Deux ans après la parution de ses Recherches et
observations, Étienne Bourdet offre à son tour une sorte d’Abrégé plus accessible
qu’il présente ainsi dans l’Avertissement : Voilà toute la matière de cet Ouvrage,
extrait en partie des Recherches sur toutes les parties du Dentiste, que j’ai publiées
l’année dernière. J’ai voulu faire un petit livre très-substanciel, qui fût portatif, &
que la commodité du format pût faire lire à ceux qui ont besoin d’être éclairés sur les
intérêts les plus sensibles, & qui dans l’instruction ne craignent rien tant que l’ennui.
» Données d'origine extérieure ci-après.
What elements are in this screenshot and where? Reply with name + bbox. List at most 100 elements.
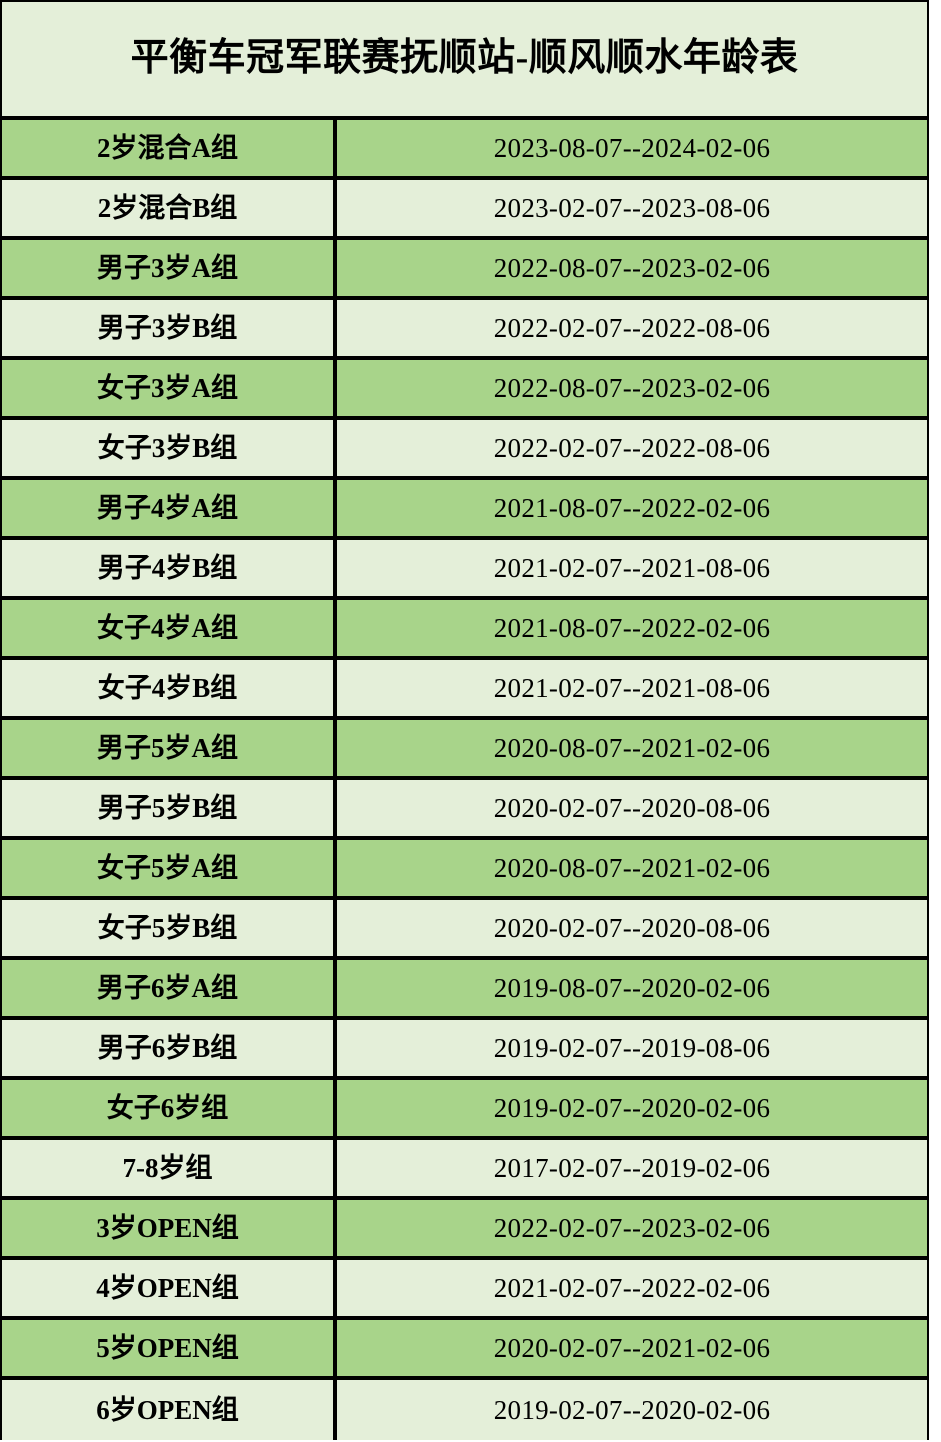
cell-birth-range: 2020-08-07--2021-02-06 <box>337 840 927 896</box>
group-label: 2岁混合A组 <box>97 132 238 163</box>
group-label: 男子4岁B组 <box>97 552 238 583</box>
cell-group: 女子5岁A组 <box>2 840 337 896</box>
cell-group: 5岁OPEN组 <box>2 1320 337 1376</box>
birth-range-value: 2021-02-07--2022-02-06 <box>493 1272 771 1303</box>
cell-group: 2岁混合B组 <box>2 180 337 236</box>
cell-group: 6岁OPEN组 <box>2 1380 337 1440</box>
group-label: 2岁混合B组 <box>97 192 238 223</box>
cell-birth-range: 2019-02-07--2019-08-06 <box>337 1020 927 1076</box>
cell-group: 男子5岁B组 <box>2 780 337 836</box>
cell-group: 女子5岁B组 <box>2 900 337 956</box>
birth-range-value: 2023-08-07--2024-02-06 <box>493 132 771 163</box>
birth-range-value: 2020-02-07--2020-08-06 <box>493 792 771 823</box>
cell-group: 男子4岁A组 <box>2 480 337 536</box>
birth-range-value: 2021-02-07--2021-08-06 <box>493 672 771 703</box>
group-label: 女子5岁A组 <box>97 852 238 883</box>
table-row: 男子5岁B组 2020-02-07--2020-08-06 <box>2 780 927 840</box>
birth-range-value: 2023-02-07--2023-08-06 <box>493 192 771 223</box>
cell-group: 女子3岁A组 <box>2 360 337 416</box>
group-label: 6岁OPEN组 <box>96 1394 239 1425</box>
group-label: 男子4岁A组 <box>97 492 238 523</box>
cell-group: 女子4岁A组 <box>2 600 337 656</box>
cell-birth-range: 2022-02-07--2022-08-06 <box>337 420 927 476</box>
cell-birth-range: 2019-02-07--2020-02-06 <box>337 1080 927 1136</box>
table-row: 女子5岁B组 2020-02-07--2020-08-06 <box>2 900 927 960</box>
cell-birth-range: 2020-02-07--2020-08-06 <box>337 780 927 836</box>
cell-birth-range: 2021-02-07--2021-08-06 <box>337 540 927 596</box>
table-row: 6岁OPEN组 2019-02-07--2020-02-06 <box>2 1380 927 1440</box>
birth-range-value: 2020-08-07--2021-02-06 <box>493 852 771 883</box>
cell-birth-range: 2022-08-07--2023-02-06 <box>337 360 927 416</box>
birth-range-value: 2021-08-07--2022-02-06 <box>493 612 771 643</box>
birth-range-value: 2022-02-07--2023-02-06 <box>493 1212 771 1243</box>
group-label: 男子5岁B组 <box>97 792 238 823</box>
table-row: 女子3岁B组 2022-02-07--2022-08-06 <box>2 420 927 480</box>
cell-group: 4岁OPEN组 <box>2 1260 337 1316</box>
birth-range-value: 2019-02-07--2019-08-06 <box>493 1032 771 1063</box>
table-row: 男子4岁B组 2021-02-07--2021-08-06 <box>2 540 927 600</box>
group-label: 3岁OPEN组 <box>96 1212 239 1243</box>
cell-birth-range: 2020-02-07--2021-02-06 <box>337 1320 927 1376</box>
table-row: 女子6岁组 2019-02-07--2020-02-06 <box>2 1080 927 1140</box>
group-label: 女子4岁A组 <box>97 612 238 643</box>
group-label: 5岁OPEN组 <box>96 1332 239 1363</box>
birth-range-value: 2021-08-07--2022-02-06 <box>493 492 771 523</box>
cell-group: 男子3岁A组 <box>2 240 337 296</box>
birth-range-value: 2020-02-07--2021-02-06 <box>493 1332 771 1363</box>
table-row: 男子6岁B组 2019-02-07--2019-08-06 <box>2 1020 927 1080</box>
cell-group: 3岁OPEN组 <box>2 1200 337 1256</box>
group-label: 女子3岁A组 <box>97 372 238 403</box>
cell-group: 女子4岁B组 <box>2 660 337 716</box>
group-label: 男子5岁A组 <box>97 732 238 763</box>
table-row: 女子5岁A组 2020-08-07--2021-02-06 <box>2 840 927 900</box>
table-row: 3岁OPEN组 2022-02-07--2023-02-06 <box>2 1200 927 1260</box>
birth-range-value: 2022-02-07--2022-08-06 <box>493 432 771 463</box>
cell-birth-range: 2019-08-07--2020-02-06 <box>337 960 927 1016</box>
group-label: 男子3岁A组 <box>97 252 238 283</box>
group-label: 4岁OPEN组 <box>96 1272 239 1303</box>
cell-birth-range: 2023-02-07--2023-08-06 <box>337 180 927 236</box>
group-label: 男子6岁B组 <box>97 1032 238 1063</box>
table-row: 男子6岁A组 2019-08-07--2020-02-06 <box>2 960 927 1020</box>
table-row: 2岁混合B组 2023-02-07--2023-08-06 <box>2 180 927 240</box>
table-row: 女子4岁A组 2021-08-07--2022-02-06 <box>2 600 927 660</box>
cell-birth-range: 2020-08-07--2021-02-06 <box>337 720 927 776</box>
cell-birth-range: 2022-02-07--2022-08-06 <box>337 300 927 356</box>
birth-range-value: 2021-02-07--2021-08-06 <box>493 552 771 583</box>
cell-birth-range: 2021-08-07--2022-02-06 <box>337 600 927 656</box>
birth-range-value: 2019-02-07--2020-02-06 <box>493 1394 771 1425</box>
table-row: 男子5岁A组 2020-08-07--2021-02-06 <box>2 720 927 780</box>
cell-birth-range: 2023-08-07--2024-02-06 <box>337 120 927 176</box>
group-label: 女子6岁组 <box>106 1092 229 1123</box>
page-title: 平衡车冠军联赛抚顺站-顺风顺水年龄表 <box>130 37 799 80</box>
table-row: 5岁OPEN组 2020-02-07--2021-02-06 <box>2 1320 927 1380</box>
cell-group: 男子6岁B组 <box>2 1020 337 1076</box>
cell-group: 女子6岁组 <box>2 1080 337 1136</box>
birth-range-value: 2017-02-07--2019-02-06 <box>493 1152 771 1183</box>
birth-range-value: 2019-08-07--2020-02-06 <box>493 972 771 1003</box>
cell-group: 男子5岁A组 <box>2 720 337 776</box>
table-row: 女子3岁A组 2022-08-07--2023-02-06 <box>2 360 927 420</box>
cell-group: 7-8岁组 <box>2 1140 337 1196</box>
cell-birth-range: 2021-02-07--2022-02-06 <box>337 1260 927 1316</box>
cell-group: 2岁混合A组 <box>2 120 337 176</box>
group-label: 女子3岁B组 <box>97 432 238 463</box>
birth-range-value: 2022-02-07--2022-08-06 <box>493 312 771 343</box>
cell-group: 男子6岁A组 <box>2 960 337 1016</box>
table-row: 男子3岁A组 2022-08-07--2023-02-06 <box>2 240 927 300</box>
table-row: 男子3岁B组 2022-02-07--2022-08-06 <box>2 300 927 360</box>
group-label: 女子4岁B组 <box>97 672 238 703</box>
table-row: 女子4岁B组 2021-02-07--2021-08-06 <box>2 660 927 720</box>
group-label: 男子6岁A组 <box>97 972 238 1003</box>
table-row: 7-8岁组 2017-02-07--2019-02-06 <box>2 1140 927 1200</box>
group-label: 7-8岁组 <box>122 1152 213 1183</box>
table-row: 4岁OPEN组 2021-02-07--2022-02-06 <box>2 1260 927 1320</box>
table-row: 男子4岁A组 2021-08-07--2022-02-06 <box>2 480 927 540</box>
cell-birth-range: 2019-02-07--2020-02-06 <box>337 1380 927 1440</box>
group-label: 男子3岁B组 <box>97 312 238 343</box>
cell-birth-range: 2021-08-07--2022-02-06 <box>337 480 927 536</box>
birth-range-value: 2020-02-07--2020-08-06 <box>493 912 771 943</box>
table-row: 2岁混合A组 2023-08-07--2024-02-06 <box>2 120 927 180</box>
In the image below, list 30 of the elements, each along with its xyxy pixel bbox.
Et ce livre « de poche » a bien pour but de réveiller les hommes sur un de leur plus
précieux avantages, qui est le plus négligé de tous.
À juste titre, cet ouvrage remporte un vrai succès, il sera
réédité plusieurs fois : 1771, 1790 (Paris), 1782 (Lausanne). Il sera traduit en allemand
(Leipzig, 1762), en italien (Venise, 1773), et sera la première œuvre odontologique
traduite en russe (1790).
L’édition de Lausanne (1782) est suivie de L’Art de
soigner les pieds, contenant un traité sur les Cors, Verrues, Durillons, Oignons,
Engelures, les accidens des Ongles & leur difformité par M. Bourdet, Chirurgien
Dentiste.
L'ouvrage
L’ouvrage de 133 pages est divisé en dix chapitres.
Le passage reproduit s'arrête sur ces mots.